Mutimusakwa worked tirelessly to promote awareness of the disease, telling his story at schools, churches and beerhalls. He formed a support group for people with AIDS, called Ihawu (Shield), of which he was chairman. Ihawu organized meetings in parks and factories where members tried to educate the public. Mutimusakwa received some funding from UNESCO and the Matabeleland AIDS Council to set up office in Bulawayo where he helped develop educational methods for AIDS prevention in rural areas, like community theatre. Mutimusakwa's story was also included in teaching materials abroad. Nearly all children in Zimbabwe are currently taught about HIV and AIDS in schools.

==Changing Attitudes==
The publicity surrounding Mutimusakwa's confession set off a series of changes in the attitude towards HIV/AIDS in Zimbabwe, along with the appointment of Dr Timothy Stamps as minister, who took over the Health portfolio in 1990, and the news of vice-president Nkomo’s son Ernest Thuthani having died of the disease in 1996. The spread of the disease peaked in 1997 when more than a quarter of the population was estimated to be infected, after which this figure gradually declined to about 13% in 2017.

==Final Resting Place==
Ronnie Mutimusakwa died on 13 July 1992 in Njube, a township of Bulawayo, and was buried in the village of Mutimusakwa in the Mhondoro area.

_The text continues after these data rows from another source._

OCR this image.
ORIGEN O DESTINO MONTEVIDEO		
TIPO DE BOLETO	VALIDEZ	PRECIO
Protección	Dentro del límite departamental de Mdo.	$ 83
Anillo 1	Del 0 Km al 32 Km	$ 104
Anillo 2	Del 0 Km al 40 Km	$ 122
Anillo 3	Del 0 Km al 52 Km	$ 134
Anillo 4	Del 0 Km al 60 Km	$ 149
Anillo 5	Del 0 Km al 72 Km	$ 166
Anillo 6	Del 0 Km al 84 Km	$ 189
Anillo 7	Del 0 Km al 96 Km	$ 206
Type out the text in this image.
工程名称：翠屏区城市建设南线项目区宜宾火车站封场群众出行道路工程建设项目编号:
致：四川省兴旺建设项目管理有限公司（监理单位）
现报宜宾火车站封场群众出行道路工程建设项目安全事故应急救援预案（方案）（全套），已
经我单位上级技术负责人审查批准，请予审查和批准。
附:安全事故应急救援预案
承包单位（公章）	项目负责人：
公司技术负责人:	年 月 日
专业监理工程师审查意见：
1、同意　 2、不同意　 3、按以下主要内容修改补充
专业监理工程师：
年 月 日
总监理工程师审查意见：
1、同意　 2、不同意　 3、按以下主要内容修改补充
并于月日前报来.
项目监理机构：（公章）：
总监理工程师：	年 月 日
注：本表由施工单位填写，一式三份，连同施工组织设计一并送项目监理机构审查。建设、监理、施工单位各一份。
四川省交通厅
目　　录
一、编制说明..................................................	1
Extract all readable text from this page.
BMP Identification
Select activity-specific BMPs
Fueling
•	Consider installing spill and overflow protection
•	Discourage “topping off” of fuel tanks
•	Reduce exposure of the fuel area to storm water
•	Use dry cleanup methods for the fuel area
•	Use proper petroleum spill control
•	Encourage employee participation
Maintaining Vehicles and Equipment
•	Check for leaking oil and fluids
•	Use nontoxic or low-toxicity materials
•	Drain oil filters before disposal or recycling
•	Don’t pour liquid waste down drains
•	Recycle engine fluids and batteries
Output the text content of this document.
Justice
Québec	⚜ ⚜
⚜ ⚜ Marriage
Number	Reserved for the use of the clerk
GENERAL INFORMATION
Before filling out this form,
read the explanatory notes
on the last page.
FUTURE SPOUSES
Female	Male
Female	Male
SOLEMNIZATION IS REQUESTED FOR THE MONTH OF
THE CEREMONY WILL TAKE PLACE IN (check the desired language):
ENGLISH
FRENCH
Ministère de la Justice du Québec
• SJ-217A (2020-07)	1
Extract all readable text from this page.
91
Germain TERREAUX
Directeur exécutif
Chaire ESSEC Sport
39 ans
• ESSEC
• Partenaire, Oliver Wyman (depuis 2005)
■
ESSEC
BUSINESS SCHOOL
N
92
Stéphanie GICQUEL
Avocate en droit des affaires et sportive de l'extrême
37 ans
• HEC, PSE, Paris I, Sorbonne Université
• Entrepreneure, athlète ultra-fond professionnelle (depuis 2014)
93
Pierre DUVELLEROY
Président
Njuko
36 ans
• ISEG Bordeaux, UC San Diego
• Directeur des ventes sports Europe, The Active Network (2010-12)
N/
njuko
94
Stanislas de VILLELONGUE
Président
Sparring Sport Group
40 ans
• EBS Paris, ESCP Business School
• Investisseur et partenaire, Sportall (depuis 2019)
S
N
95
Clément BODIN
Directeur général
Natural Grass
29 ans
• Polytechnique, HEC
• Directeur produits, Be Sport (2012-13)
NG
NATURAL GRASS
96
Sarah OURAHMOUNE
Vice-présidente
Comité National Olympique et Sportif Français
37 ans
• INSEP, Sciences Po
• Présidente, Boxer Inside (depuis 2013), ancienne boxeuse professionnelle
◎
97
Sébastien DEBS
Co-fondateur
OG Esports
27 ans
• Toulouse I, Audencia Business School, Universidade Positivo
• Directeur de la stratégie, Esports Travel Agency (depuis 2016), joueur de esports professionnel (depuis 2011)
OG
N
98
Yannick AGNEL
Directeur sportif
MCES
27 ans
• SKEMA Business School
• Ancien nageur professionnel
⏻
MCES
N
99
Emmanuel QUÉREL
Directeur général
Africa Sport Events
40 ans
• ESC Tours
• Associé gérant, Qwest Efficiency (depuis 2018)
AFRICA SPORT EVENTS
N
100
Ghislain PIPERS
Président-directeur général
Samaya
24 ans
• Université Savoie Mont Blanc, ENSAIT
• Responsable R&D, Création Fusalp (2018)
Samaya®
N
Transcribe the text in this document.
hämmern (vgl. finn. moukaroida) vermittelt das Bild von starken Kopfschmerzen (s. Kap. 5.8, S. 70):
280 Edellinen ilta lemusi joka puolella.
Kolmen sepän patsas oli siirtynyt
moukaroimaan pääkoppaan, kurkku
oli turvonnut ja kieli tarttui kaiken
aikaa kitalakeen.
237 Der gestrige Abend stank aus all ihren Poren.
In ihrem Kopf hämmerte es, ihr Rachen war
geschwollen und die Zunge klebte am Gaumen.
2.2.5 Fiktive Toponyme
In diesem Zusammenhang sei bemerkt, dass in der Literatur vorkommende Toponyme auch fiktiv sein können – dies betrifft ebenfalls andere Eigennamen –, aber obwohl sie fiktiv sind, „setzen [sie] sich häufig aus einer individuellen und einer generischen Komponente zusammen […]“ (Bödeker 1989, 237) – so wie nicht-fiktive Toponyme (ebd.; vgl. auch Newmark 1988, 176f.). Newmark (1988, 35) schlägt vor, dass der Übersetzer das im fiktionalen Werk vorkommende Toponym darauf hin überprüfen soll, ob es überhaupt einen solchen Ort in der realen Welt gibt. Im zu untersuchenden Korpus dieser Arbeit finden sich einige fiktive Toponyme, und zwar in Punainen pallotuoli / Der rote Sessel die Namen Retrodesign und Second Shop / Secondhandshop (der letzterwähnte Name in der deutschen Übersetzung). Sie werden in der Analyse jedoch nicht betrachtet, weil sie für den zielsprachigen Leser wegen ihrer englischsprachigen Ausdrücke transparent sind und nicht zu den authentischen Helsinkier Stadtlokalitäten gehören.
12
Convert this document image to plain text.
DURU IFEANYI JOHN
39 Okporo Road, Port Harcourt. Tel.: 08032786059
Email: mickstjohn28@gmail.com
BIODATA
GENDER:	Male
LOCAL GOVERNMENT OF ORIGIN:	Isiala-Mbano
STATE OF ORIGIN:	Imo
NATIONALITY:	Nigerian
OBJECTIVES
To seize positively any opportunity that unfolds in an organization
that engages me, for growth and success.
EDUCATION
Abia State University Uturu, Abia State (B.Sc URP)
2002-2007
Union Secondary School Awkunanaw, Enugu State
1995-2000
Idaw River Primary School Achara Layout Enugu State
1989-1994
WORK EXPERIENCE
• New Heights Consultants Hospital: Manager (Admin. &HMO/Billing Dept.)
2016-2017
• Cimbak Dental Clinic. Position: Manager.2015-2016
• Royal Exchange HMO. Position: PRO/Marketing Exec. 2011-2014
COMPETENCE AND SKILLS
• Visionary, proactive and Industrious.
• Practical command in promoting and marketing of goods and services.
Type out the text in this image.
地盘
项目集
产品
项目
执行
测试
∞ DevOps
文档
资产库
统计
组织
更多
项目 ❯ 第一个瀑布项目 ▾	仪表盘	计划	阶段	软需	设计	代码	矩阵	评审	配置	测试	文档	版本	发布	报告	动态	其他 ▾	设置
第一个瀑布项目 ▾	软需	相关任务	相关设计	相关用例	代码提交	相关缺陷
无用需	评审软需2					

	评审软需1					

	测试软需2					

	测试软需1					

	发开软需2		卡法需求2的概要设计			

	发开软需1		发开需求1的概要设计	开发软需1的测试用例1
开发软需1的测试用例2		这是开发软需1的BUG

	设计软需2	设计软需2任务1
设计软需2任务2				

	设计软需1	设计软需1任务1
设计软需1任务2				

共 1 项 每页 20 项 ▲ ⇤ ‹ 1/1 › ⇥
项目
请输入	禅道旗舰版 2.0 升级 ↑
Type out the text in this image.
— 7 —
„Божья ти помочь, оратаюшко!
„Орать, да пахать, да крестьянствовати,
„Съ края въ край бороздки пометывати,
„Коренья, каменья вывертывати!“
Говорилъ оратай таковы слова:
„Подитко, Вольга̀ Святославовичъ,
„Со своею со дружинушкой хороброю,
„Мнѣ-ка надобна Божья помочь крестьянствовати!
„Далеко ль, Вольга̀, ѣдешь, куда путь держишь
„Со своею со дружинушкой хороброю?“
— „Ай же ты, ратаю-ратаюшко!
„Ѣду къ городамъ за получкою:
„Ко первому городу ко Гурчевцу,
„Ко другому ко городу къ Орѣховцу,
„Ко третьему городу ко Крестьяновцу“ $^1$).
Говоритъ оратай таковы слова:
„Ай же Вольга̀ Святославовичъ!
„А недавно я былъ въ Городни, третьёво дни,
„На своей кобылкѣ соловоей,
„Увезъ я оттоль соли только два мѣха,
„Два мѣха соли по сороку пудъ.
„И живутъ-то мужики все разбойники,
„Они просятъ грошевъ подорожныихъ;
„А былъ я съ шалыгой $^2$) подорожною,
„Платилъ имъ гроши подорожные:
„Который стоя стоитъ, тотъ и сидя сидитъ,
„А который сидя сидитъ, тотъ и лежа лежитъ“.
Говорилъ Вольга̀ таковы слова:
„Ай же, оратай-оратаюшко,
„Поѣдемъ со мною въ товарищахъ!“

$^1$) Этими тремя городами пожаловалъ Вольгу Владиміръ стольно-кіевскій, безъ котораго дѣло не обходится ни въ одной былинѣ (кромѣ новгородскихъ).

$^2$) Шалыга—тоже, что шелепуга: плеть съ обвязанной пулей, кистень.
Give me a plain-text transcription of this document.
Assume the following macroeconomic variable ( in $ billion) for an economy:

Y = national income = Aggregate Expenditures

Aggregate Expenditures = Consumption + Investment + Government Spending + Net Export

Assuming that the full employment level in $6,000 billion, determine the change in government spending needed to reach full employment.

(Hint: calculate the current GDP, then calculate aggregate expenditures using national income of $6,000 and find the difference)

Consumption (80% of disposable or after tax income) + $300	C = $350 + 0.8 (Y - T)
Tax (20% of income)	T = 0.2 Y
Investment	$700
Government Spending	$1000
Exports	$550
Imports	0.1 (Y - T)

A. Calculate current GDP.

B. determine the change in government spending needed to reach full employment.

==Other notable AIDS activists in Zimbabwe==
- Auxillia Chimusoro (1956-1998): The first woman to publicly announce being HIV-positive, also in 1989. Chimusoro became actively involved in the anti-AIDS struggle in 1992 when she formed support groups Batanai and ZNNP+. An annual award by the United States Agency for International Development (USAID) is named after her.
- Eliot Magunje (1965-2003): Zimbabwean actor whose HIV-positive status was accidentally revealed in Zimbabwe by CNN. Magunje decided to make the best of the situation and became information, education and communications officer of The centre, one of Zimbabwe's largest AIDS service organizations.
- Frenk Guni: Guni is a former coordinator of the ZNNP+ and a former executive board member for the National AIDS Council of Zimbabwe, living under political asylum in the United States since 2003. That year he received the Jonathan Mann Award for Health and Human Rights.
- Sunanda Ray: Sunanda Ray is a British doctor who founded the Women Aids Support Network (WASN) in November 1989. Dr Ray has been instrumental in the formation of many AIDS support groups for women, in the education on AIDS prevention methods and the assessment of major risk factors from a scientific point of view. Dr Ray co-founded several other organizations of which SAfAIDS won the Auxillia Chimusoro Award in 2002.